Coworker: “The side that has the quilt on it…”

Doesn’t Have A Good Frame On Pricing

| MD, USA | Money, Spouses & Partners

(I work in the framing department of a big name arts and crafts store. I’ve just finished an order for a female customer that comes out to about $170 total. (We have a good sale on; her original total was about $450). She realizes her husband has her wallet and groans a bit.)

Customer: “Shoot. My husband will never go for this. I knew I should have taken my wallet with me.”

(She calls her husband and he comes over.)

Customer’s Husband: “Wow, that looks good!” *he sees the total* “It’s going to be how much?! Are you kidding me?”
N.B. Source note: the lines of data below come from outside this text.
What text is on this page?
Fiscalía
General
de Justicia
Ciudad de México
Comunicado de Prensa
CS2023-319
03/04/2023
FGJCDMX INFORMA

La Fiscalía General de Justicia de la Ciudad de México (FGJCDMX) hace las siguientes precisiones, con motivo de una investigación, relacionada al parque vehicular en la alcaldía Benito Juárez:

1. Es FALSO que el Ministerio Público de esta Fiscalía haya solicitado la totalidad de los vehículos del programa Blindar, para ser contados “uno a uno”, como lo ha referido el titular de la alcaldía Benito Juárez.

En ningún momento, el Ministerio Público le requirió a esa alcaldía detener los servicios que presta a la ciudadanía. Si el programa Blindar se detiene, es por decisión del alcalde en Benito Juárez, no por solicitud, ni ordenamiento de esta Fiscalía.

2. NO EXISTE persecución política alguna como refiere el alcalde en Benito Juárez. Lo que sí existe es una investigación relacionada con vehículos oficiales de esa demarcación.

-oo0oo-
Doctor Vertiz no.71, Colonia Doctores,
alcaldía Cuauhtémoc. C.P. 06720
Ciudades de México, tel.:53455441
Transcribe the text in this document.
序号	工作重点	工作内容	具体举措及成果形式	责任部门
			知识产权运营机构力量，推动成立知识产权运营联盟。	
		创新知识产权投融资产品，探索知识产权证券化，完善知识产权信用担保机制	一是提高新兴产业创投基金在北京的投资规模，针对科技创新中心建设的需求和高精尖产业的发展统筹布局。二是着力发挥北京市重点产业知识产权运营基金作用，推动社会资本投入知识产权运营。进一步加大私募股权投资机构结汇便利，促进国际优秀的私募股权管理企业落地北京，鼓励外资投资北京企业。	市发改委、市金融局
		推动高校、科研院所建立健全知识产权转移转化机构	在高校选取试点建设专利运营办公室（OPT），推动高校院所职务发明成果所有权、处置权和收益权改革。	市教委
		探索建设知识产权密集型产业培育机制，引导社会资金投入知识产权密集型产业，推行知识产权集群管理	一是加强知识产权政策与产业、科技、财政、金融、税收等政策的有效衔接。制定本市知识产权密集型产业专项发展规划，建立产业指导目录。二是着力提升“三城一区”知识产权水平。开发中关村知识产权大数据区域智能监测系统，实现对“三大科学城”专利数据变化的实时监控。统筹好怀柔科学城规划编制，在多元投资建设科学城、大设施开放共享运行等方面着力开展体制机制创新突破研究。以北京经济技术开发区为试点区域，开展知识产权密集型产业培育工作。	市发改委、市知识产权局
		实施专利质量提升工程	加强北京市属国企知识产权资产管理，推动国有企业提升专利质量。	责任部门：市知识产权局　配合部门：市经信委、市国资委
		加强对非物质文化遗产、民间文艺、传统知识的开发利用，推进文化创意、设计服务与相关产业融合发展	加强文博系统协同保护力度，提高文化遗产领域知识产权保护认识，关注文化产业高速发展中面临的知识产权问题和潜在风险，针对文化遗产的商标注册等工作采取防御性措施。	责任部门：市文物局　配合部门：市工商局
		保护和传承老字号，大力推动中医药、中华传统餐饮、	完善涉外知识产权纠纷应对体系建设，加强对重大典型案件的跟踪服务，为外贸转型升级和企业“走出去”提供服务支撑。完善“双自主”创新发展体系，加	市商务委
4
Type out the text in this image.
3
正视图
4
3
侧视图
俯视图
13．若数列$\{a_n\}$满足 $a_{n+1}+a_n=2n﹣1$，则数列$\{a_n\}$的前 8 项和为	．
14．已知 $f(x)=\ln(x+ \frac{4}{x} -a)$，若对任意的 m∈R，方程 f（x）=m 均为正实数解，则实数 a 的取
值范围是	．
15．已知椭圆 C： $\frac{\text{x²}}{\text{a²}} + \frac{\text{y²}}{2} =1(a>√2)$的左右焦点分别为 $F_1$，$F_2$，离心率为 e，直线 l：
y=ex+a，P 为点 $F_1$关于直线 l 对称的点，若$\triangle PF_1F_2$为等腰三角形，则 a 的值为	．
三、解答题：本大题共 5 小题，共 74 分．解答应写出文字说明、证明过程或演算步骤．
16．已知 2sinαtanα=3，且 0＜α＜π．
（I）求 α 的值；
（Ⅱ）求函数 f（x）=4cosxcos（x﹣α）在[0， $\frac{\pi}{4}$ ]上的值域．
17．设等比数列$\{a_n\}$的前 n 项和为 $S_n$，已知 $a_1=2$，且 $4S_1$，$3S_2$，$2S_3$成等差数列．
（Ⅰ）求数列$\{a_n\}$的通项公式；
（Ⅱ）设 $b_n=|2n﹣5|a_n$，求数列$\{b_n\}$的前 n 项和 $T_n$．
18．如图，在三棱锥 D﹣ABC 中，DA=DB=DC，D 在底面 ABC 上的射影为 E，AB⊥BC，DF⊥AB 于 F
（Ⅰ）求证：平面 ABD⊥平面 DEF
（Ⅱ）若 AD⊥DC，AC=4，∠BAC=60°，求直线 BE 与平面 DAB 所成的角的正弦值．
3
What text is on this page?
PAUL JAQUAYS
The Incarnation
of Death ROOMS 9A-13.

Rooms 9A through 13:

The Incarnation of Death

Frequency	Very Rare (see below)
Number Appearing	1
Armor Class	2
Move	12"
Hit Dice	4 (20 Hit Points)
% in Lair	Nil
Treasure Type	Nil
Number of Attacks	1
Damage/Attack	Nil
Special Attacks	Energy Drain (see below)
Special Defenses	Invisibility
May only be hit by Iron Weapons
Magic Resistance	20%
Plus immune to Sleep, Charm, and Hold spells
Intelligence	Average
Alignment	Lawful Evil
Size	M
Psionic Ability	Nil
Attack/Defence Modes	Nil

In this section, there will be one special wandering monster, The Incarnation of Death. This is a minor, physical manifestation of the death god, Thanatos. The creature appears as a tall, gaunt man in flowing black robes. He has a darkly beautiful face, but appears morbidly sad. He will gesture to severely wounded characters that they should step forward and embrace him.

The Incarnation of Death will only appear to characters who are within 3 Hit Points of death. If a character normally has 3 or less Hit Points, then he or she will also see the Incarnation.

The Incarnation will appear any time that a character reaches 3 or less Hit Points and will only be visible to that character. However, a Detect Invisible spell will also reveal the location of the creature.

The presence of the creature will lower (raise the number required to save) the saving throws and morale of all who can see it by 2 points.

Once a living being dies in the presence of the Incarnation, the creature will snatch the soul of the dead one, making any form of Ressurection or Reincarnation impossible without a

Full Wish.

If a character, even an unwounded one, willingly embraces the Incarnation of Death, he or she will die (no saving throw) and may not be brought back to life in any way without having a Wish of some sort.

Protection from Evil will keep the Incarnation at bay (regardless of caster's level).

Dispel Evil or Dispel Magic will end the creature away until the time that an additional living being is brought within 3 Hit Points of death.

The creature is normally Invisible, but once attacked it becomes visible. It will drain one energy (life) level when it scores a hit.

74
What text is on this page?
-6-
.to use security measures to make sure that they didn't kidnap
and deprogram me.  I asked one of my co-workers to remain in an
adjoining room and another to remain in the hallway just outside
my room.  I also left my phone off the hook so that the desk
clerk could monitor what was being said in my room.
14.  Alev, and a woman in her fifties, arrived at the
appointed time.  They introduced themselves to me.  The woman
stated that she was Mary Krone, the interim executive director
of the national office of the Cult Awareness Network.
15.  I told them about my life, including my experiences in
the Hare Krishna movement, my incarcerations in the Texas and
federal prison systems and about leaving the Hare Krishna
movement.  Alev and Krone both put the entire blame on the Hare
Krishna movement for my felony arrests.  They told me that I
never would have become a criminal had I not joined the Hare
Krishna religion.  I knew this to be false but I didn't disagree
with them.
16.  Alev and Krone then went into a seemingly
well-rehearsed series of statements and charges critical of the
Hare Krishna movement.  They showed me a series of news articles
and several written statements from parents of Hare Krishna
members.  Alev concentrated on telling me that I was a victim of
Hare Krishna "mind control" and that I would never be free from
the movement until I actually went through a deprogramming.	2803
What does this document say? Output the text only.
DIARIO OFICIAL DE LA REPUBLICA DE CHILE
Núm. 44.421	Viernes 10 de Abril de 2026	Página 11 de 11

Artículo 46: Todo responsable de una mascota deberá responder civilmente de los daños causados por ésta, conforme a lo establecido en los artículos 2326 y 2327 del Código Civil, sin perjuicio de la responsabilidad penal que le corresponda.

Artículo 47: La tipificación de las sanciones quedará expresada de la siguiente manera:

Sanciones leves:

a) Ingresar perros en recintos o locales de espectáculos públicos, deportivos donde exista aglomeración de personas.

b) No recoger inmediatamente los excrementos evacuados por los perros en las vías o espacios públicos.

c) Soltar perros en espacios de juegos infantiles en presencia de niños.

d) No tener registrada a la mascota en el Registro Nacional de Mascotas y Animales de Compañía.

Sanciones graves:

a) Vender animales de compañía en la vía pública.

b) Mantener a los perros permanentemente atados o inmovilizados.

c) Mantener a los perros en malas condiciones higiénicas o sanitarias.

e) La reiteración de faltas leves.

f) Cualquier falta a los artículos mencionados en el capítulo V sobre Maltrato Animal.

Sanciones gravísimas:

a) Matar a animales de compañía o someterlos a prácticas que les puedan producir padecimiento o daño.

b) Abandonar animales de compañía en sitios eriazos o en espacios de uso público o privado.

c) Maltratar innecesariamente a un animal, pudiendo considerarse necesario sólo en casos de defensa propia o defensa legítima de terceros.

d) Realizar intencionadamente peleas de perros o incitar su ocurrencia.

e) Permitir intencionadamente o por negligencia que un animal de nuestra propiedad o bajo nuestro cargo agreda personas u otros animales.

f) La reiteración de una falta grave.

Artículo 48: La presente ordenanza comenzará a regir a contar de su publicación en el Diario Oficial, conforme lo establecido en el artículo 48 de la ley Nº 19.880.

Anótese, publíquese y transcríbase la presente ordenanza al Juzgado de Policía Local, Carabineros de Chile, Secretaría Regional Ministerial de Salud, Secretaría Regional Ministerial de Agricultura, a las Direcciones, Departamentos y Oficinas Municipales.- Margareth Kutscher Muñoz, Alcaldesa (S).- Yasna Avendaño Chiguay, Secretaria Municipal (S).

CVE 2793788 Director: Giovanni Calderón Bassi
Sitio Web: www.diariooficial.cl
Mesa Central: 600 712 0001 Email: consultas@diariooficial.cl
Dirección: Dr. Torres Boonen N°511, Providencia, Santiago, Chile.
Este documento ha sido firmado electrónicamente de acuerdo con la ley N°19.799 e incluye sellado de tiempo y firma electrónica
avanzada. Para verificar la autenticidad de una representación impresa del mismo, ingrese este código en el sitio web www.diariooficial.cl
Customer: “Honey, it’s for [Son]’s college graduation. We were going to give him that much on a gift card anyway.”

(They argue for a while, while I stand there feeling horribly awkward.)

Customer’s Husband: “No, that’s ridiculous. I bet I could get this guy I know to do it for $50. I work on his boats; he’ll do it for me.”

(Note that $50 isn’t even enough to cover the discounted glass, let alone frame and assembly.)

Customer: “Fine. Talk to your guy.”

(As he stomps off the wife turns back to me.)

Customer: “I’ll be back tomorrow.”

(I worked the next night, and yes, she did come back.)